A varicocele is an engorged collection of veins around the testicle. It can be seen in up to 15% of men without any symptoms.
Unfortunately it has been shown to be a cause of decreased testicular function in males with impaired fertility, or can be the cause of chronic testicular pain. A varicocele can be found in about 40% of males with fertility problems and can have a profound effect on several aspects of the semen analysis and testosterone levels. It is also the most surgically correctable condition that causes male fertility impairment.
The veins that drain the testicle are known as the pampinform plexus. They are responsible for the drainage of blood from the testicles back to the heart for redistribution. These veins can sometimes become enlarged much like veins of the leg. In fact, a scrotal varicocele is simply a varicose enlargement of the testicular veins around the testicle.
Several theories have been proposed to explain the harmful effect of the varicocele on sperm quality. These include possible effects of pressure, oxygen deprivation, heat injury, free radicals and toxins. Despite considerable research, none of these theories has been unquestionably proven, although an elevated heat effect caused by impaired circulation appear to be the most reproducible defect. In addition, varicoceles may be a cause of progressive damage to the testes, resulting in shrinkage of the testes or decreased testosterone levels.
Symptoms Associated With Varicoceles
In most cases, varicoceles have no symptoms and the patient is seen primarily for evaluation of impaired fertility. However, in some cases, males complain of pain or heaviness in the scrotum, or testicular pain. Younger males may even report one testicle being smaller than another.
Once a varicocele is diagnosed, reasons for surgical correction include: testicular discomfort or pain unrelieved by routine symptomatic treatment, loss of testicular size, or the possible contribution to male infertility. There are a variety of approaches to the treatment of a varicocele. In cases of scrotal discomfort, pain medication and scrotal elevation may be helpful. In instances of impaired fertility or a situation where conservative management does not alleviate discomfort, surgery is the treatment of choice. Surgical approaches range from laparoscopic, percutaneous vein embolization and open surgical techniques using loops (magnified glasses), or the use of an operating microscope. All approaches have their own risks and rates of success.
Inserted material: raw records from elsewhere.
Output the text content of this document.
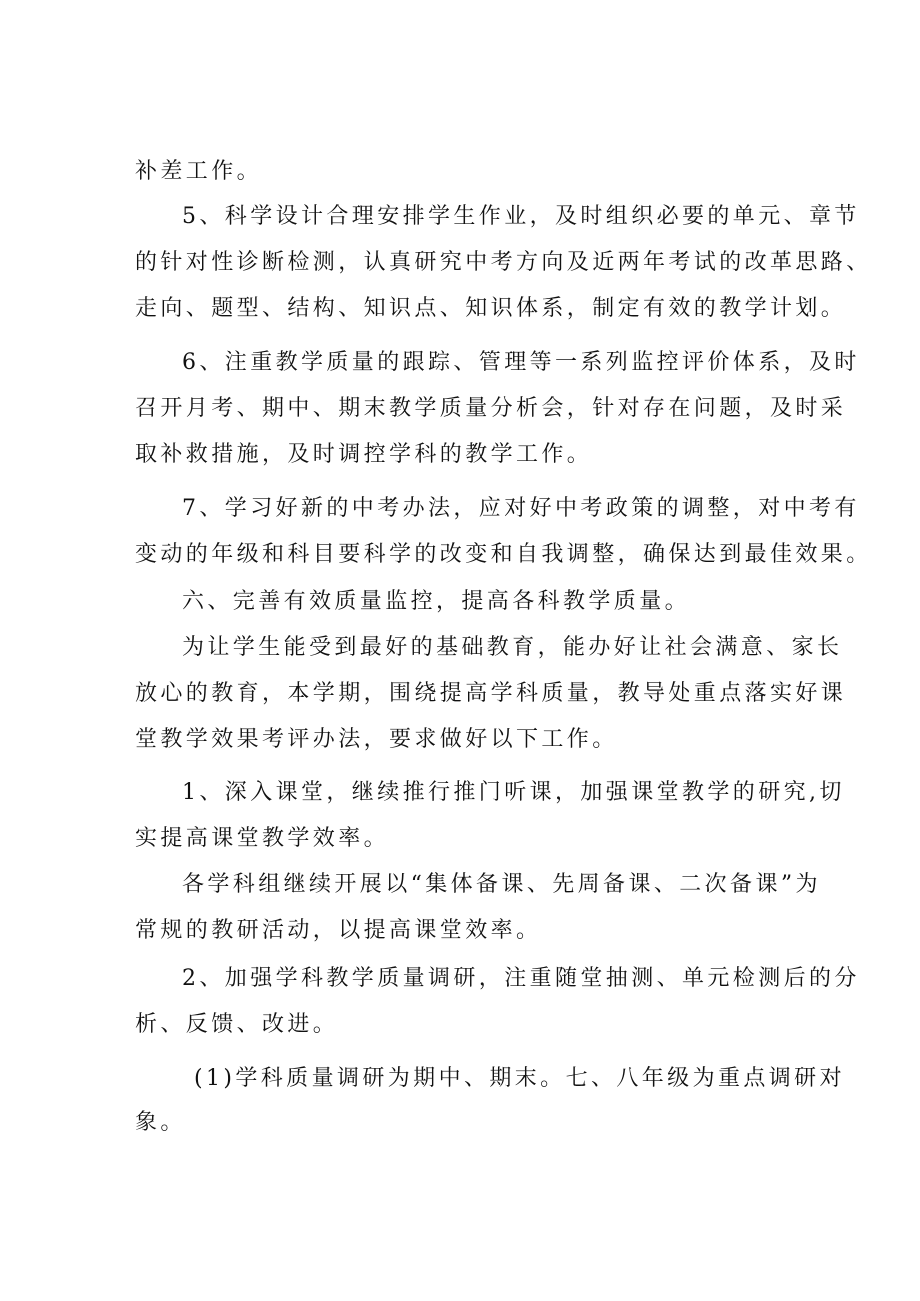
补差工作。
5、科学设计合理安排学生作业，及时组织必要的单元、章节
的针对性诊断检测，认真研究中考方向及近两年考试的改革思路、
走向、题型、结构、知识点、知识体系，制定有效的教学计划。
6、注重教学质量的跟踪、管理等一系列监控评价体系，及时
召开月考、期中、期末教学质量分析会，针对存在问题，及时采
取补救措施，及时调控学科的教学工作。
7、学习好新的中考办法，应对好中考政策的调整，对中考有
变动的年级和科目要科学的改变和自我调整，确保达到最佳效果。
六、完善有效质量监控，提高各科教学质量。
为让学生能受到最好的基础教育，能办好让社会满意、家长
放心的教育，本学期，围绕提高学科质量，教导处重点落实好课
堂教学效果考评办法，要求做好以下工作。
1、深入课堂，继续推行推门听课，加强课堂教学的研究,切
实提高课堂教学效率。
各学科组继续开展以“集体备课、先周备课、二次备课”为
常规的教研活动，以提高课堂效率。
2、加强学科教学质量调研，注重随堂抽测、单元检测后的分
析、反馈、改进。
(1)学科质量调研为期中、期末。七、八年级为重点调研对
象。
Dr. Avila’s Surgical Approach To The Varicocele
Dr. Avila uses an operating microscope when performing the varicocele surgery. By using the operating microscope he can ensure precise identification of all veins and the testicular arteries that bring blood to the testicle. This ensures improved results and less likelihood of complications. This approach has the highest rates of success and the lowest rate of complications.
Results of Varicocele Surgery
Improvement in semen quality occurs in close to 70% of patients, and the pregnancy rate is as high as 40%. The average pregnancy occurs nine months following surgery. The first semen analysis is obtained in four months, but changes may not be seen for up to 18 months. A varicocele can impact the treatment and ultimate success in achieving a pregnancy and this underscores the important of the male partner evaluation early on in the process of the couple’s fertility evaluation.